Sequence Model 3: Past Observations as Auxiliary Variables

Deriving identifiability theorems for sequence models using the sufficient variability framework with past observations as auxiliary variables.

Recap

In Sequence Model 1, we introduced the identifiability problem: a model can perfectly reconstruct observations while learning a meaningless internal representation. The rotational ambiguity of VAEs with Gaussian priors exemplifies this challenge.

In Sequence Model 2, we introduced the sufficient variability assumption. The key insight was that if we have access to data from multiple distributions indexed by an auxiliary variable \(\theta\), and if the log-density derivatives change in \(2n+1\) linearly independent directions as \(\theta\) varies, we can achieve component-wise identifiability.

The natural question is: what should we use as the auxiliary variable \(\theta\) in sequence models?

In this post, we show that the answer is remarkably elegant: the history itself. Specifically, the previous time step data \(\mathbf{x}_{<t}\) serves as a natural auxiliary variable. This insight, formalized in the TDRL framework, allows us to derive identifiability guarantees for temporal data without requiring external domain labels or interventions.

History as Auxiliary Variable

Recall from the sufficient variability framework that we need the distribution \(p(\mathbf{z}; \theta)\) to change across different values of \(\theta\).
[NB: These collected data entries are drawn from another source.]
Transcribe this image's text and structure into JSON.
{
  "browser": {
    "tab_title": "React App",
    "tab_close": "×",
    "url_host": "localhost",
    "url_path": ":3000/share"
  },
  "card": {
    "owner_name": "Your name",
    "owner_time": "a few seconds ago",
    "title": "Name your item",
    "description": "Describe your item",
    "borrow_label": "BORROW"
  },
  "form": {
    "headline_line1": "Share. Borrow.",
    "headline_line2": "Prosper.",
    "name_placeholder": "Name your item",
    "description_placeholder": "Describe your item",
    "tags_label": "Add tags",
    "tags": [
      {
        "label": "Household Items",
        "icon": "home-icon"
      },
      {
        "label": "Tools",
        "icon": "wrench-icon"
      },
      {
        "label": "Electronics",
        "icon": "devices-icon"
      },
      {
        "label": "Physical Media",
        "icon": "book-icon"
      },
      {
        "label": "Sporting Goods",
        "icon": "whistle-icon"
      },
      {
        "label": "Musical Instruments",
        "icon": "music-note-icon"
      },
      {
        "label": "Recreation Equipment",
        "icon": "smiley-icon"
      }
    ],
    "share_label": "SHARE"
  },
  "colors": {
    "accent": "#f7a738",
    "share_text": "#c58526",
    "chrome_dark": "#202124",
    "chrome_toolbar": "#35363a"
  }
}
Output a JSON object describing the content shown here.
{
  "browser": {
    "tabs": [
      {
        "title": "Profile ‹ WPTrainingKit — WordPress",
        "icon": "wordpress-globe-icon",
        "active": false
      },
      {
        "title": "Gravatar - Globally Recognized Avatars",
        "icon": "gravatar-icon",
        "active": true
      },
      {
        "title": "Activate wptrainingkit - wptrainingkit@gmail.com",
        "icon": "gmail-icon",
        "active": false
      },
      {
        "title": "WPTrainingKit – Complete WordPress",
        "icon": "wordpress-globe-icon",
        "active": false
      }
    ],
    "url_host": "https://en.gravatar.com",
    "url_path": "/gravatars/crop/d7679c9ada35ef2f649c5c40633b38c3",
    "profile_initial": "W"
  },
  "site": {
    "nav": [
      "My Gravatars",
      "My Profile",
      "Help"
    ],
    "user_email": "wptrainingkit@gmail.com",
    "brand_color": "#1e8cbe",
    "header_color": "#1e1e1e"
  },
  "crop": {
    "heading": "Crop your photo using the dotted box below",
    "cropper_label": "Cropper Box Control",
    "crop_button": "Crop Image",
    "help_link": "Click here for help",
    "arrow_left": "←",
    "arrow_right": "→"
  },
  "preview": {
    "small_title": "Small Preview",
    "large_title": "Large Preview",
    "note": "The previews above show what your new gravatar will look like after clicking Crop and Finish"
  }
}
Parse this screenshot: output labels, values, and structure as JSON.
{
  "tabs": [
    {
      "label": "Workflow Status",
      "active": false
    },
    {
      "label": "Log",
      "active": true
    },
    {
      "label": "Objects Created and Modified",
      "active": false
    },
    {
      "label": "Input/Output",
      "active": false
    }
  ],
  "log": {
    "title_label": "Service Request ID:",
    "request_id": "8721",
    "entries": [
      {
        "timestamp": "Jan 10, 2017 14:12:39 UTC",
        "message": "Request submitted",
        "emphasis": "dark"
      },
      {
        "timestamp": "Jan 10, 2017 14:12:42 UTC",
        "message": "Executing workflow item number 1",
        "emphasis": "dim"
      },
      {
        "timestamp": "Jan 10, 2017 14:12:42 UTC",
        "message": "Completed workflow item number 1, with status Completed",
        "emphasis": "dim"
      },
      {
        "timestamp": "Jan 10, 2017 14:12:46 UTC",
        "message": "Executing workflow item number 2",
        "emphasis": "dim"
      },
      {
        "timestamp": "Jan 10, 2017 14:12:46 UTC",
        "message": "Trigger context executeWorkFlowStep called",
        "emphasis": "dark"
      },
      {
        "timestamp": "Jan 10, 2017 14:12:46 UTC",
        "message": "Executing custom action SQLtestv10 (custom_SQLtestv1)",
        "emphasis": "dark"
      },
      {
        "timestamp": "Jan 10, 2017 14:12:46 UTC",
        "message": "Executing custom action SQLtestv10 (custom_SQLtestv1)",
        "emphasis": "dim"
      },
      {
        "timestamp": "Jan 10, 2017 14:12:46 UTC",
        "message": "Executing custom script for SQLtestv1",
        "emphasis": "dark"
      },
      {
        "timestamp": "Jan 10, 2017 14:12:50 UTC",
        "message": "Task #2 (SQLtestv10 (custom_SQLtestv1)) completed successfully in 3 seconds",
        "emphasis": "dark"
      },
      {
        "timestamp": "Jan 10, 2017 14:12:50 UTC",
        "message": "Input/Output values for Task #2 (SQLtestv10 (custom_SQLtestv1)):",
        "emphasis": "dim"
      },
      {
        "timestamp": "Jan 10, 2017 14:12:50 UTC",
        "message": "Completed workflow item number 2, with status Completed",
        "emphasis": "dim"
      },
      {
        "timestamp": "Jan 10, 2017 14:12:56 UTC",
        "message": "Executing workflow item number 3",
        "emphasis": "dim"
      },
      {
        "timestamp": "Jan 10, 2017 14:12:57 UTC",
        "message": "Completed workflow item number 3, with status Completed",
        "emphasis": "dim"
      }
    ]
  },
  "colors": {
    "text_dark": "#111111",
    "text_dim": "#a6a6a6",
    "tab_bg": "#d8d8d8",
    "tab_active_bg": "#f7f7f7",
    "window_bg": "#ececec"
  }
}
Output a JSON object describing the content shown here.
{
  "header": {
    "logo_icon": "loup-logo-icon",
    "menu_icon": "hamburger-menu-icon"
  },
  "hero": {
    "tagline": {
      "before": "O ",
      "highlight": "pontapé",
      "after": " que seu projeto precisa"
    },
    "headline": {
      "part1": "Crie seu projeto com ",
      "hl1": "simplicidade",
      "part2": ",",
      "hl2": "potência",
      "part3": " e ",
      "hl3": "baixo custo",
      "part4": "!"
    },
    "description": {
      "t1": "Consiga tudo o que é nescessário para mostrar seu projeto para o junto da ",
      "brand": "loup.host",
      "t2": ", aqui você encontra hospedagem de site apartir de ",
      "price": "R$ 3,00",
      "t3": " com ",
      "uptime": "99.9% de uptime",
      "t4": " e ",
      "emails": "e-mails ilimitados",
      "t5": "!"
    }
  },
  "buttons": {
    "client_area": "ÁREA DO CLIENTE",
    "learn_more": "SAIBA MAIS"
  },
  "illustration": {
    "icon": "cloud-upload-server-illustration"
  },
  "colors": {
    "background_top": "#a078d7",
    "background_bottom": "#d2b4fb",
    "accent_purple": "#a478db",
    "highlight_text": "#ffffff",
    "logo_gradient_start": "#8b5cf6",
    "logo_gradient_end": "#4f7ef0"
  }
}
The necessary requirement for the choice of \(\theta\) is that the latent variables \(z_i\) are conditionally independent given \(\theta\). In temporal settings, we have a natural source of such a condition: the past observations \(\mathbf{x}_{<t}\).

Consider the latent dynamics from time \(t-1\) to \(t\) Here we focus on first-order Markov dynamics for simplicity. Higher-order dependencies can be handled similarly by augmenting the state space.:

\[p(\mathbf{z}_t \mid \mathbf{z}_{t-1})\]

Different values of \(\mathbf{z}_{t-1}\) induce different conditional distributions over \(\mathbf{z}_t\). And in previous discussion we let the decoder \(g\) to be a deterministic invertible function. Then \(p(\mathbf{z}_t \mid \mathbf{z}_{t-1})\) is equivalent to \(p(\mathbf{z}_t \mid g^{-1}(\mathbf{x}_{t-1}))\). This is exactly what we need! The past state \(\mathbf{x}_{t-1}\) plays the role of \(\theta\):

\[\theta \leftarrow \mathbf{x}_{t-1}\]

This observation is powerful because it means temporal data is self-supervised for identifiability. We don’t need external labels, domain indices, or interventions—the sequential structure itself provides the necessary variation.

Applying Sufficient Variability

Now we apply the sufficient variability machinery with \(\theta = \mathbf{x}_{t-1}\). From Sequence Model 2, recall that the independence constraint for recovered latents \(\hat{\mathbf{z}}_t\) (which must also be conditionally independent given \(\mathbf{z}_{t-1}\)) leads to:

\[\frac{\partial^2 \log p(\hat{\mathbf{z}}_t \mid \mathbf{x}_{t-1})}{\partial \hat{z}_{t,i} \partial \hat{z}_{t,j}} = \frac{\partial^2 \log p(\hat{\mathbf{z}}_t \mid \mathbf{z}_{t-1})}{\partial \hat{z}_{t,i} \partial \hat{z}_{t,j}} = 0 \quad \text{for } i \neq j\]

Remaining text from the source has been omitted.